The documents discovered exhibit great
variety: diplomatic, legal, economic, administrative, scholastic,
literary and religious texts. Twenty tablets have likewise yielded us a
set of mythological poems of great poetic beauty. Older than the Iliad
and the Odyssey, they must henceforth be numbered among the most ancient
literary monuments known today.
It remains to be seen what the 325 tablets discovered during excavations
at the entrance to the ancient town in May 1994 will reveal. For the
time being they are illegible. After intensive cleaning, they will be
"freed" of the layer of calcite they are coated in at the moment.
Epigraphists will then decipher these archives and in a few months will
be able to tell us what role was played by Ugarit (queen of the
Mediterranean), whose name was noticed in a text discovered in Mari in
the eighteenth century B.C.
Even so the site is not very evocative for the unschooled visitor.

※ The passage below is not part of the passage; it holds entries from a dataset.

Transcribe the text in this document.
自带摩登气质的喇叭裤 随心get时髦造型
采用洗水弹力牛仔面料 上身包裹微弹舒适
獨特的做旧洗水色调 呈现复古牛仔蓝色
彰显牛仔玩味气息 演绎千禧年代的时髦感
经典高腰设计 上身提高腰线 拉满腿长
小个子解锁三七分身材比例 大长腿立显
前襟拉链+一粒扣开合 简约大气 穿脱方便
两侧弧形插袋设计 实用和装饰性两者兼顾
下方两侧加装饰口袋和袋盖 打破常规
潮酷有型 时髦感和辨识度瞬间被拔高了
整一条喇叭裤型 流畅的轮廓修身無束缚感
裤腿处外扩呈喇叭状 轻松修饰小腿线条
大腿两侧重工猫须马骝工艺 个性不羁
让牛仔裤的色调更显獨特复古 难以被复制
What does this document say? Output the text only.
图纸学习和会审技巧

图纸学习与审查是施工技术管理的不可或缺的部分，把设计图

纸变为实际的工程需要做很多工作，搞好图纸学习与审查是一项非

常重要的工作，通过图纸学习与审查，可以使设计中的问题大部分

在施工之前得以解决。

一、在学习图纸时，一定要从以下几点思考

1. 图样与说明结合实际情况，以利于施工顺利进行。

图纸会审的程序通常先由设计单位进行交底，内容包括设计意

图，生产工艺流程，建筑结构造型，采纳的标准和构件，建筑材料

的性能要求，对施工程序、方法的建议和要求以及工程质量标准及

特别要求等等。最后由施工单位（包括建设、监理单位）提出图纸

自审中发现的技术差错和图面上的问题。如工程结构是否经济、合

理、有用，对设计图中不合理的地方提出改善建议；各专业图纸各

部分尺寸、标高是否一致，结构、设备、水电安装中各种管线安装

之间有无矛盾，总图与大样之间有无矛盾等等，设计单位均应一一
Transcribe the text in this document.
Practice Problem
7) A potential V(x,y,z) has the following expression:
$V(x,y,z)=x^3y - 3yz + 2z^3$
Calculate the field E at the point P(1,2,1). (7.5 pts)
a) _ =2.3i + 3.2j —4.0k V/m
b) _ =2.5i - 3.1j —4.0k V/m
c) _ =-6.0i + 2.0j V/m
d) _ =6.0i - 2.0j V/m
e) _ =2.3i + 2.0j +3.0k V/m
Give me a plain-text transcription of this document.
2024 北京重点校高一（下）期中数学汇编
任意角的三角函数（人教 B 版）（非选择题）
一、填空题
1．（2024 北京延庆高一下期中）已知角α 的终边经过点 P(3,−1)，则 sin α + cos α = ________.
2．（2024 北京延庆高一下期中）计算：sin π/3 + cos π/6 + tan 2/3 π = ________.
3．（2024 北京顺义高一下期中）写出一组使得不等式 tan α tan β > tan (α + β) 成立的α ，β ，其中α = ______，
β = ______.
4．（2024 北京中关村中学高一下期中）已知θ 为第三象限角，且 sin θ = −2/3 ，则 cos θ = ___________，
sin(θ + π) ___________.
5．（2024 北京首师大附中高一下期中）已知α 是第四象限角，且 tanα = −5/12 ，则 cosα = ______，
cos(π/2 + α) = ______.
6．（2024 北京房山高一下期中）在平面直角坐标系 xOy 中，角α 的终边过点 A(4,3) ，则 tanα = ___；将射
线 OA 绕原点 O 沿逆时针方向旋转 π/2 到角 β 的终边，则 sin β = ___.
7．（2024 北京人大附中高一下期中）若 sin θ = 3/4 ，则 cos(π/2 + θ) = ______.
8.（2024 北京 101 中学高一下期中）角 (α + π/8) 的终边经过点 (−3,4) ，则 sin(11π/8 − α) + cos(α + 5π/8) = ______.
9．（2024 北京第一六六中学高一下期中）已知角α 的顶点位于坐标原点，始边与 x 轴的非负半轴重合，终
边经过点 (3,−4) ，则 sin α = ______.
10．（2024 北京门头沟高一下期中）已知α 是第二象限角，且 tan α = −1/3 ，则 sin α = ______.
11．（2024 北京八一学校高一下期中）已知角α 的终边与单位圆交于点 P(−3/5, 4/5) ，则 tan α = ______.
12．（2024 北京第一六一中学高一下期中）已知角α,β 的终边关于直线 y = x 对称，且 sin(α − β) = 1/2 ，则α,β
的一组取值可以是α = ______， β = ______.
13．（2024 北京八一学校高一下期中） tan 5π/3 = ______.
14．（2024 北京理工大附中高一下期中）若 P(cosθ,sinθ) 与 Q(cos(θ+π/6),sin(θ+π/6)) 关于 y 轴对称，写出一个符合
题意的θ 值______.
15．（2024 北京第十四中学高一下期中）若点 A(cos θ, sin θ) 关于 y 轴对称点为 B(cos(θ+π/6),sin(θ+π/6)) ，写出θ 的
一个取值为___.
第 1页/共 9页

It
needs the eyes of an expert to pick a way through the labyrinth of
stones three-quarters buried beneath the brambles and the thistles
cropping up through the bumpy surface of the immense mound. Furthermore,
at every step one could easily break one’s neck in the ground-level
openings to funeral vaults, the entrance stairways of which have very
often disappeared.
The town, built on a natural hill, was girdled about with defenses. A
fortified postern gave access to it, and this structure, though it faces
the present car-park and has been reproduced time again in photographs
and postcards, may go unnoticed by many visitors, who, without the
slightest ill will, may well mistake it for a gully-hole.. What an
astonishing piece of architecture this vaulted passage is, however,
built in a zigzag, opening out on to ditches where the frogs croak, with
arched section following the line of the 45? slope that served as the
glacis of the citadel. The remains of a tower show the defensive purpose
of these buildings.
Whether you make way into the town through the old postern or, more
simply, by the path leading to the house of the keeper and seller of
entrance tickets, you all the same end up on a path overgrown with brush
wood, which corresponds to the main street.